The first time I tried putting Ziv in her trampoline chair, I could tell she hated it. She cried out loud begging me to take her to a different docking station, which was often my arm. That didn’t mean I didn’t continue trying. Every few days, I put her on the trampoline chair in different locations of the house and with new toys. Two weeks from that first day, she loved it (the evidence can be found in the picture below).
As Ziv develops, it’s only natural for her preferences to change. By staying flexible and nurturing a learning cycle, we’re creating optimal conditions to be successful. As product managers in an agile environment, we need to embrace changes yet still allow ourselves room to go back to things we’ve tried in the past.
Another example involves Ziv’s always-changing sleep habits. Once she gets used to the current technique of putting her to bed, I need to revise my approach and come up with a new technique. This can also be something I’ve tried in the past.
Both of these examples make me think that the same might also be true for our customers. Needs continuously evolve, especially in such dynamic times. This is why we shouldn’t be afraid of retrying things, assuming we are clear on the learning which were gathered and aware of all possible constraints.

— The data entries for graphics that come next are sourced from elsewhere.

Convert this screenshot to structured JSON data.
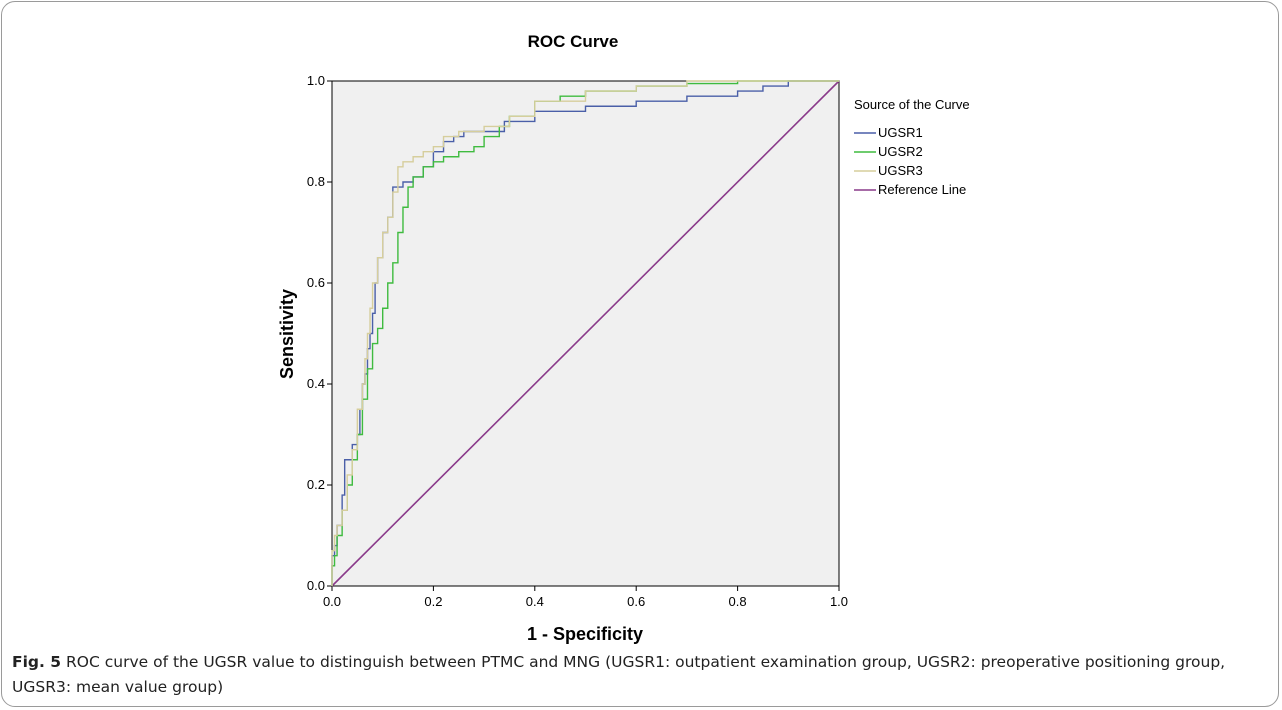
{
  "chart_data": {
    "type": "line",
    "title": "ROC Curve",
    "xlabel": "1 - Specificity",
    "ylabel": "Sensitivity",
    "xlim": [
      0,
      1
    ],
    "ylim": [
      0,
      1
    ],
    "xticks": [
      "0.0",
      "0.2",
      "0.4",
      "0.6",
      "0.8",
      "1.0"
    ],
    "yticks": [
      "0.0",
      "0.2",
      "0.4",
      "0.6",
      "0.8",
      "1.0"
    ],
    "grid": false,
    "legend_title": "Source of the Curve",
    "legend_position": "right",
    "series": [
      {
        "name": "UGSR1",
        "color": "#4a5fa8",
        "x": [
          0,
          0.005,
          0.01,
          0.02,
          0.025,
          0.03,
          0.04,
          0.05,
          0.055,
          0.06,
          0.065,
          0.07,
          0.075,
          0.08,
          0.085,
          0.09,
          0.1,
          0.11,
          0.12,
          0.13,
          0.14,
          0.15,
          0.16,
          0.18,
          0.2,
          0.22,
          0.24,
          0.26,
          0.3,
          0.34,
          0.4,
          0.5,
          0.6,
          0.7,
          0.8,
          0.85,
          0.9,
          0.95,
          1
        ],
        "y": [
          0,
          0.06,
          0.08,
          0.12,
          0.18,
          0.25,
          0.25,
          0.28,
          0.3,
          0.35,
          0.4,
          0.42,
          0.47,
          0.5,
          0.54,
          0.6,
          0.65,
          0.7,
          0.73,
          0.79,
          0.79,
          0.8,
          0.8,
          0.81,
          0.83,
          0.86,
          0.88,
          0.89,
          0.9,
          0.9,
          0.92,
          0.94,
          0.95,
          0.96,
          0.97,
          0.98,
          0.99,
          1.0,
          1.0
        ]
      },
      {
        "name": "UGSR2",
        "color": "#3fbb3f",
        "x": [
          0,
          0.005,
          0.01,
          0.02,
          0.03,
          0.04,
          0.05,
          0.06,
          0.07,
          0.08,
          0.09,
          0.1,
          0.11,
          0.12,
          0.13,
          0.14,
          0.15,
          0.16,
          0.18,
          0.2,
          0.22,
          0.25,
          0.28,
          0.3,
          0.33,
          0.35,
          0.4,
          0.45,
          0.5,
          0.6,
          0.7,
          0.8,
          0.9,
          1
        ],
        "y": [
          0,
          0.04,
          0.06,
          0.1,
          0.15,
          0.2,
          0.25,
          0.3,
          0.37,
          0.43,
          0.48,
          0.51,
          0.55,
          0.6,
          0.64,
          0.7,
          0.75,
          0.79,
          0.81,
          0.83,
          0.84,
          0.85,
          0.86,
          0.87,
          0.89,
          0.91,
          0.93,
          0.96,
          0.97,
          0.98,
          0.99,
          0.995,
          1.0,
          1.0
        ]
      },
      {
        "name": "UGSR3",
        "color": "#d6ce9c",
        "x": [
          0,
          0.005,
          0.01,
          0.02,
          0.03,
          0.04,
          0.05,
          0.06,
          0.065,
          0.07,
          0.075,
          0.08,
          0.09,
          0.1,
          0.11,
          0.12,
          0.13,
          0.14,
          0.16,
          0.18,
          0.2,
          0.22,
          0.25,
          0.3,
          0.35,
          0.4,
          0.5,
          0.6,
          0.7,
          0.8,
          0.9,
          1
        ],
        "y": [
          0,
          0.07,
          0.1,
          0.12,
          0.15,
          0.22,
          0.27,
          0.35,
          0.4,
          0.45,
          0.5,
          0.55,
          0.6,
          0.65,
          0.7,
          0.73,
          0.78,
          0.83,
          0.84,
          0.85,
          0.86,
          0.87,
          0.89,
          0.9,
          0.91,
          0.93,
          0.96,
          0.98,
          0.99,
          1.0,
          1.0,
          1.0
        ]
      },
      {
        "name": "Reference Line",
        "color": "#8a3a8a",
        "x": [
          0,
          1
        ],
        "y": [
          0,
          1
        ]
      }
    ]
  },
  "caption": {
    "label": "Fig. 5",
    "text": "ROC curve of the UGSR value to distinguish between PTMC and MNG (UGSR1: outpatient examination group, UGSR2: preoperative positioning group, UGSR3: mean value group)"
  }
}
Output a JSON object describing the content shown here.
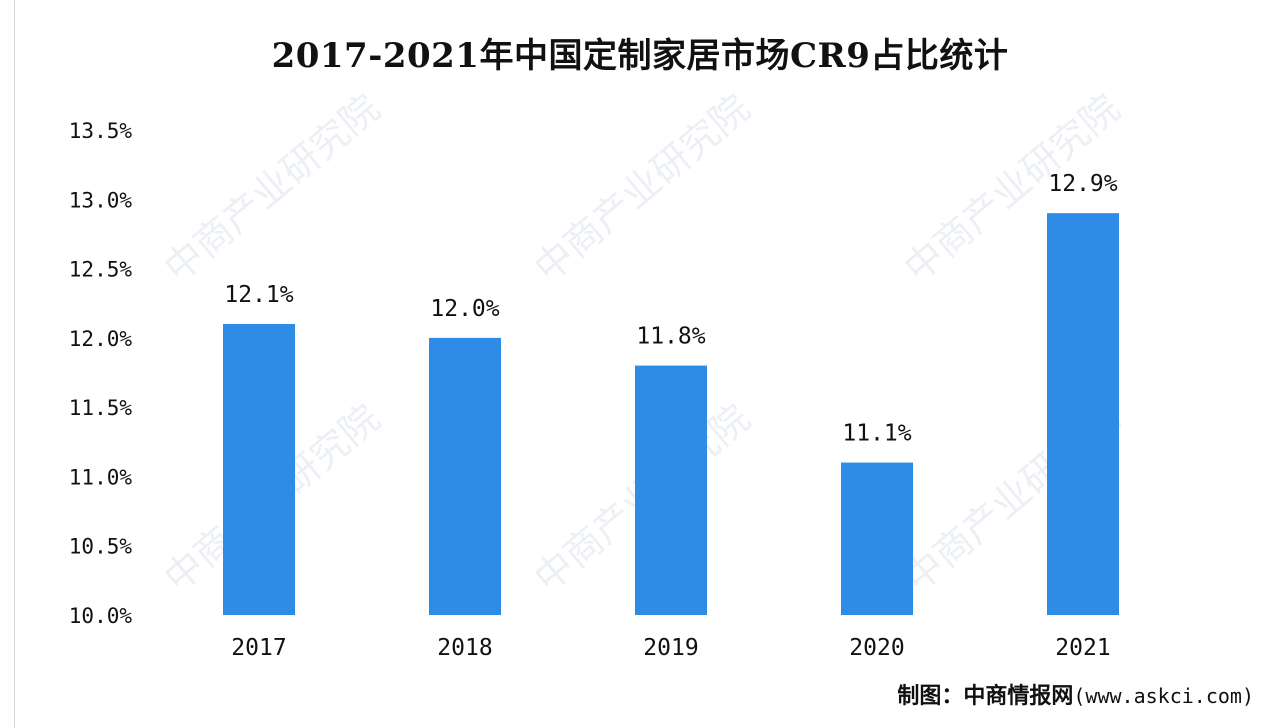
{
  "chart_data": {
    "type": "bar",
    "title": "2017-2021年中国定制家居市场CR9占比统计",
    "categories": [
      "2017",
      "2018",
      "2019",
      "2020",
      "2021"
    ],
    "values": [
      12.1,
      12.0,
      11.8,
      11.1,
      12.9
    ],
    "data_labels": [
      "12.1%",
      "12.0%",
      "11.8%",
      "11.1%",
      "12.9%"
    ],
    "y_ticks": [
      10.0,
      10.5,
      11.0,
      11.5,
      12.0,
      12.5,
      13.0,
      13.5
    ],
    "y_tick_labels": [
      "10.0%",
      "10.5%",
      "11.0%",
      "11.5%",
      "12.0%",
      "12.5%",
      "13.0%",
      "13.5%"
    ],
    "ylim": [
      10.0,
      13.5
    ],
    "xlabel": "",
    "ylabel": "",
    "grid": false,
    "legend": "none",
    "bar_color": "#2e8ce6"
  },
  "source": {
    "label": "制图：中商情报网",
    "url": "(www.askci.com)"
  },
  "watermark_text": "中商产业研究院"
}
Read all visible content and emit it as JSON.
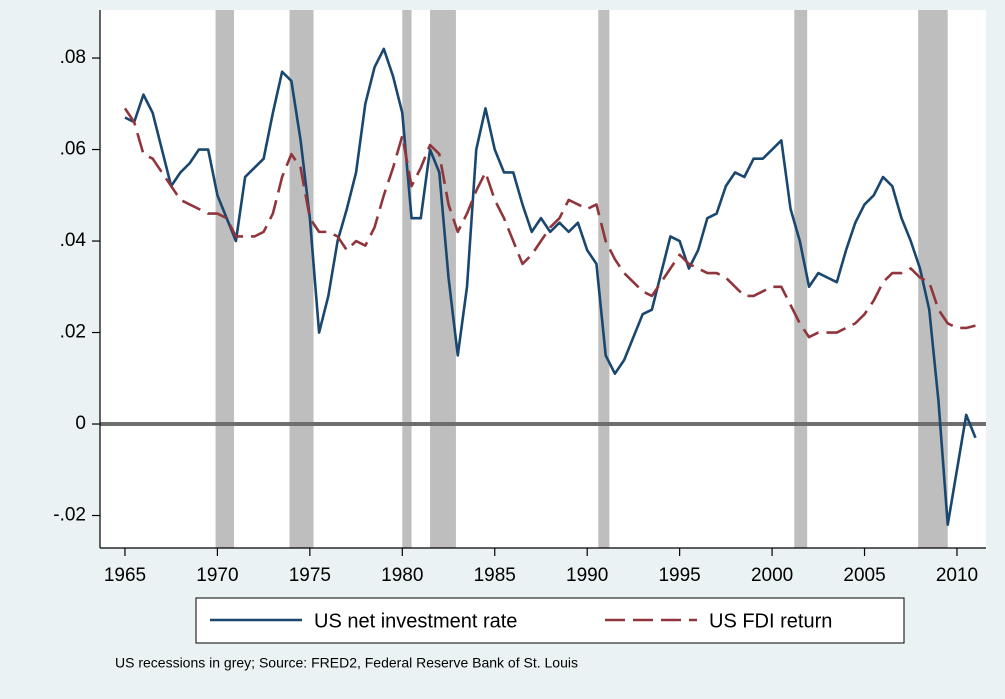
{
  "chart_data": {
    "type": "line",
    "note": "US recessions in grey; Source: FRED2, Federal Reserve Bank of St. Louis",
    "x": [
      1965,
      1965.5,
      1966,
      1966.5,
      1967,
      1967.5,
      1968,
      1968.5,
      1969,
      1969.5,
      1970,
      1970.5,
      1971,
      1971.5,
      1972,
      1972.5,
      1973,
      1973.5,
      1974,
      1974.5,
      1975,
      1975.5,
      1976,
      1976.5,
      1977,
      1977.5,
      1978,
      1978.5,
      1979,
      1979.5,
      1980,
      1980.5,
      1981,
      1981.5,
      1982,
      1982.5,
      1983,
      1983.5,
      1984,
      1984.5,
      1985,
      1985.5,
      1986,
      1986.5,
      1987,
      1987.5,
      1988,
      1988.5,
      1989,
      1989.5,
      1990,
      1990.5,
      1991,
      1991.5,
      1992,
      1992.5,
      1993,
      1993.5,
      1994,
      1994.5,
      1995,
      1995.5,
      1996,
      1996.5,
      1997,
      1997.5,
      1998,
      1998.5,
      1999,
      1999.5,
      2000,
      2000.5,
      2001,
      2001.5,
      2002,
      2002.5,
      2003,
      2003.5,
      2004,
      2004.5,
      2005,
      2005.5,
      2006,
      2006.5,
      2007,
      2007.5,
      2008,
      2008.5,
      2009,
      2009.5,
      2010,
      2010.5,
      2011
    ],
    "series": [
      {
        "name": "US net investment rate",
        "color": "#1a476f",
        "dashed": false,
        "values": [
          0.067,
          0.066,
          0.072,
          0.068,
          0.06,
          0.052,
          0.055,
          0.057,
          0.06,
          0.06,
          0.05,
          0.045,
          0.04,
          0.054,
          0.056,
          0.058,
          0.068,
          0.077,
          0.075,
          0.062,
          0.045,
          0.02,
          0.028,
          0.04,
          0.047,
          0.055,
          0.07,
          0.078,
          0.082,
          0.076,
          0.068,
          0.045,
          0.045,
          0.06,
          0.055,
          0.032,
          0.015,
          0.03,
          0.06,
          0.069,
          0.06,
          0.055,
          0.055,
          0.048,
          0.042,
          0.045,
          0.042,
          0.044,
          0.042,
          0.044,
          0.038,
          0.035,
          0.015,
          0.011,
          0.014,
          0.019,
          0.024,
          0.025,
          0.033,
          0.041,
          0.04,
          0.034,
          0.038,
          0.045,
          0.046,
          0.052,
          0.055,
          0.054,
          0.058,
          0.058,
          0.06,
          0.062,
          0.047,
          0.04,
          0.03,
          0.033,
          0.032,
          0.031,
          0.038,
          0.044,
          0.048,
          0.05,
          0.054,
          0.052,
          0.045,
          0.04,
          0.034,
          0.025,
          0.005,
          -0.022,
          -0.01,
          0.002,
          -0.003
        ]
      },
      {
        "name": "US FDI return",
        "color": "#90353b",
        "dashed": true,
        "values": [
          0.069,
          0.066,
          0.059,
          0.058,
          0.055,
          0.052,
          0.049,
          0.048,
          0.047,
          0.046,
          0.046,
          0.045,
          0.041,
          0.041,
          0.041,
          0.042,
          0.046,
          0.054,
          0.059,
          0.056,
          0.045,
          0.042,
          0.042,
          0.041,
          0.038,
          0.04,
          0.039,
          0.043,
          0.05,
          0.056,
          0.063,
          0.052,
          0.056,
          0.061,
          0.059,
          0.048,
          0.042,
          0.046,
          0.051,
          0.055,
          0.049,
          0.045,
          0.04,
          0.035,
          0.037,
          0.04,
          0.043,
          0.045,
          0.049,
          0.048,
          0.047,
          0.048,
          0.04,
          0.036,
          0.033,
          0.031,
          0.029,
          0.028,
          0.031,
          0.034,
          0.037,
          0.035,
          0.034,
          0.033,
          0.033,
          0.032,
          0.03,
          0.028,
          0.028,
          0.029,
          0.03,
          0.03,
          0.026,
          0.022,
          0.019,
          0.02,
          0.02,
          0.02,
          0.021,
          0.022,
          0.024,
          0.027,
          0.031,
          0.033,
          0.033,
          0.034,
          0.032,
          0.031,
          0.025,
          0.022,
          0.021,
          0.021,
          0.0215
        ]
      }
    ],
    "recessions": [
      [
        1969.9,
        1970.9
      ],
      [
        1973.9,
        1975.2
      ],
      [
        1980.0,
        1980.5
      ],
      [
        1981.5,
        1982.9
      ],
      [
        1990.6,
        1991.2
      ],
      [
        2001.2,
        2001.9
      ],
      [
        2007.9,
        2009.5
      ]
    ],
    "recession_color": "#bebebe",
    "xlim": [
      1963.65,
      2011.57
    ],
    "ylim": [
      -0.0271,
      0.0905
    ],
    "xticks": [
      1965,
      1970,
      1975,
      1980,
      1985,
      1990,
      1995,
      2000,
      2005,
      2010
    ],
    "yticks": [
      {
        "value": -0.02,
        "label": "-.02"
      },
      0,
      {
        "value": 0.02,
        "label": ".02"
      },
      {
        "value": 0.04,
        "label": ".04"
      },
      {
        "value": 0.06,
        "label": ".06"
      },
      {
        "value": 0.08,
        "label": ".08"
      }
    ],
    "grid": false
  }
}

We should be ready to fail, but we need to make sure we learn from it.
Lastly, as our customers’ needs might be evolving over time, it is worthwhile revising and updating their pain points lists once in a while.
Every few weeks, there is some kind of a version release going on during Ziv’s night sleep. She wakes up with a new set of features — starting with simple features such as smiling and following objects with her eyes, through making sounds of different syllables and clapping hands and all the way to crawling and standing. Professionals call it a growth spurt.
This is a lot like our product. With every new set of features, its functionality is increasing and new capabilities are being introduced to the market. This process is not flawless. You may suffer from some sleepless nights and anxiety, but in the end you wake up to an advanced and refined product.
Just like when managing a product, transparency to your stakeholders/ customers/ managers is crucial. When you introduce a new feature, you are making sure it is well communicated to all relevant stakeholders and that the usability of it is clear to your users.
Going back to Ziv, when she starts complaining that she is hungry, I noticed an interesting thing. If she sees me preparing her food in the kitchen, she smiles and politely waits for her meal to be ready. If I’m out of her sight, she becomes nervous and impatient. My baby wants transparency, as many stakeholders do.
Until baby Ziv was born, my partner and I were just another regular couple. Ziv’s birth turned us into a team, one that must be in full alignment and synchronization in order to make it work. Our objective for Q1 was mainly surviving (MVP). For this first quarter, during the nights, we worked in shifts which required a smooth transition of information — how much did she eat and when? How long did she sleep for? How many diapers were changed? And so on. We kept a tight track of her food intake, vitamins, outputs (let’s call it that) and so on. After successfully achieving our Q1 objective, we were able to set more ambitious goals for the following quarters.
Same goes for our product teams — a strong team with good communication and a healthy dynamic can and will deliver impactful results.
Taking care of a baby is challenging, as is becoming a mother. Changes surround you, but by being empathetic, transparent, flexible and working as a team with your support system, your perspective can change and life becomes easier, especially in those early days. And since this product is truly one-of-a-kind, you may as well enjoy the ride.